Peraturan Pemerintah tentang Dana Bantuan Korban Kekerasan Seksual dinilai belum menjawab kebutuhan nyata para penyintas, termasuk perempuan penyandang disabilitas yang hadapi hambatan berlapis dalam mengakses keadilan.
Koalisi Perempuan Indonesia menilai PP No. 29 Tahun 2025 seharusnya menjadi tonggak pemulihan korban kekerasan seksual. Namun, implementasinya belum menyentuh aspek pendampingan, pemulihan psikologis, dan perlindungan berkelanjutan.
Mike Verawati dari Koalisi Perempuan indonesia menekankan bahwa kebijakan ini tidak memiliki mekanisme teknis pengawasan yang jelas, serta minim panduan koordinasi antar-kementerian seperti KemenPPPA, Kemenkes, hingga Kemensos.
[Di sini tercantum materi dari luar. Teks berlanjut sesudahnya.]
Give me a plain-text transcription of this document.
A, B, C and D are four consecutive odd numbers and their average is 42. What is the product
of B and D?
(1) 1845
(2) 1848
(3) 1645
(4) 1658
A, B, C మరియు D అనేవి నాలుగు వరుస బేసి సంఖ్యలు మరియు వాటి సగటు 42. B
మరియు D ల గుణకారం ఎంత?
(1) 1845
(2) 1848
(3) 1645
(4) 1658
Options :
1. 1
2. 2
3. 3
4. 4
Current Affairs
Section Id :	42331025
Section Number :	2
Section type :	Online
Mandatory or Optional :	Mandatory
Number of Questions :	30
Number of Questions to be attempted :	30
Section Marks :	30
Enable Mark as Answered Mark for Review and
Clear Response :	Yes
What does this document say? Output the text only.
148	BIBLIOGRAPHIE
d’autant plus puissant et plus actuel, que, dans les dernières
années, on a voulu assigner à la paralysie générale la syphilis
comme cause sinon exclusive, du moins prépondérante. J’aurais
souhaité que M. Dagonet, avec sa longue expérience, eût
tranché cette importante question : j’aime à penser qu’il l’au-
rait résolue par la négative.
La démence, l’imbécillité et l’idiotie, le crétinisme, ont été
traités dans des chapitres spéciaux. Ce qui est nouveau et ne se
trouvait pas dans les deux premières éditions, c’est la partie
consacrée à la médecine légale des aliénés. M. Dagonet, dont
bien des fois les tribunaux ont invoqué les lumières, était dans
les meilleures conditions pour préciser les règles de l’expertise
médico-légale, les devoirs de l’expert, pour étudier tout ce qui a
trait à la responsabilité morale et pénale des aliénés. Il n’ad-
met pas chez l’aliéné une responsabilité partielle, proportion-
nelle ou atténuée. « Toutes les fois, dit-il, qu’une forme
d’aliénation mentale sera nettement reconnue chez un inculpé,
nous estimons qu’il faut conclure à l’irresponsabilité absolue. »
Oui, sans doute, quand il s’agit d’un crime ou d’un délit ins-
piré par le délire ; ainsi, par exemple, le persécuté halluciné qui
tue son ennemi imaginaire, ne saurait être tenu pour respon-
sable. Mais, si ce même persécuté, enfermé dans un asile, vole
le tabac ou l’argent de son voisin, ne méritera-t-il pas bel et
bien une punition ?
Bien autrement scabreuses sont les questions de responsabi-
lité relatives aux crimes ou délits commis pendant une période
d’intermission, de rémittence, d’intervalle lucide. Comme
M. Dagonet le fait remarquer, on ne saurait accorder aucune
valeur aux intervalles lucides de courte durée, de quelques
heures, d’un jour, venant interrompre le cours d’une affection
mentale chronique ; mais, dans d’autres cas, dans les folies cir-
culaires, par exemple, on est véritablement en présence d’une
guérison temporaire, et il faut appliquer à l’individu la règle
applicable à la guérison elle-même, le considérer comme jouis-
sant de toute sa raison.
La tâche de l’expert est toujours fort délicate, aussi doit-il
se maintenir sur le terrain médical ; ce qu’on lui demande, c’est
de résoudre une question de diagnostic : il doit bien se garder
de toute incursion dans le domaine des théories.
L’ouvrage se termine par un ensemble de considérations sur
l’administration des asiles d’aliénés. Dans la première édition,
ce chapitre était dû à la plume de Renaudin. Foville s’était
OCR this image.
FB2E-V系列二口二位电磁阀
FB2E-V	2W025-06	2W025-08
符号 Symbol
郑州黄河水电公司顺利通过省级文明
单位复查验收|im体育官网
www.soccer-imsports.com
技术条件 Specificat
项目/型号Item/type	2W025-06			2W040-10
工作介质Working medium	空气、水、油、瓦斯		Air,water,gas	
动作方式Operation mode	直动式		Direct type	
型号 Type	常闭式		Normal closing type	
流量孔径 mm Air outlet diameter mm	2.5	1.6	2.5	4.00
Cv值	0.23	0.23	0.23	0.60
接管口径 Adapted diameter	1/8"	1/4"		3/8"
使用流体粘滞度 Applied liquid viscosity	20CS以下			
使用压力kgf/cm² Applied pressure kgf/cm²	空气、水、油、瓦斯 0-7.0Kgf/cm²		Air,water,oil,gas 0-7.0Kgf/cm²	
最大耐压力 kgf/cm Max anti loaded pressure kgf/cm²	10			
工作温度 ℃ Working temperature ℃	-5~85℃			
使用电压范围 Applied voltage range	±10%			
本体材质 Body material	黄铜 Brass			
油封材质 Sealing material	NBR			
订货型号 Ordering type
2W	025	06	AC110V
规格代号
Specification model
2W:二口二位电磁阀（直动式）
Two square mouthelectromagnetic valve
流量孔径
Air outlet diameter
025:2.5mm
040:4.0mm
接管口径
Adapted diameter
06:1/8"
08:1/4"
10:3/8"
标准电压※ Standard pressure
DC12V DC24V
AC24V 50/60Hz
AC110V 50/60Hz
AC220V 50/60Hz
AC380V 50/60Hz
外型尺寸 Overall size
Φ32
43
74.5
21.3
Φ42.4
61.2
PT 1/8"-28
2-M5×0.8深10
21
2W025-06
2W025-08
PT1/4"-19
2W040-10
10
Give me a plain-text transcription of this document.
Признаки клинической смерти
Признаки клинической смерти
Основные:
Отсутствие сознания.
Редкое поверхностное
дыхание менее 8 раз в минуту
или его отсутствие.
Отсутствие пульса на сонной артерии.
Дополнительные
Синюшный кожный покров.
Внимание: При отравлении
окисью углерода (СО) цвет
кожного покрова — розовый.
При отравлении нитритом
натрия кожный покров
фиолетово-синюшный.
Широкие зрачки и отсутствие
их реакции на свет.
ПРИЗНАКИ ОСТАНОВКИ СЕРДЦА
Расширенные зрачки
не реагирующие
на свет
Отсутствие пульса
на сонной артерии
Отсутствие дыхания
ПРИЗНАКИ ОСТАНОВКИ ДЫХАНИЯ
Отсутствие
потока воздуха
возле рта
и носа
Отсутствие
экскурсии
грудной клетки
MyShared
"Hal tersebut diatas dikhawatirkan memperburuk akses bantuan korban," kata Mike saat Konferensi pers di Jakarta, Senin (21/07/2025).
Sementara itu, Rina Prasarani dari HWDI menyampaikan kekecewaannya karena PP ini tak inklusif bagi perempuan penyandang disabilitas. Pelaporan kasus seringkali gagal karena ketiadaan pendamping hukum, penerjemah bahasa isyarat, atau pendukung psikososial.
Rina menyebut, perjuangan untuk mendapat keadilan menuntut daya tahan fisik, finansial, dan emosional—sesuatu yang tak dimiliki semua korban. Tanpa sistem yang ramah disabilitas, banyak kasus kekerasan seksual tak pernah dilaporkan.
Para aktivis sepakat bahwa konsep inklusif dalam PP ini masih sebatas jargon. Implementasi yang ideal harus membuat semua penyintas merasa terlindungi dan tidak terbebani oleh sistem hukum, sosial, atau medis yang berbelit.
PP ini harus dilengkapi panduan teknis dan sistem pelaporan yang transparan agar tidak menjadi regulasi kosong. Jika tidak diperbaiki, pelaku akan terus menyasar korban yang paling rentan, dan korban semakin enggan melapor.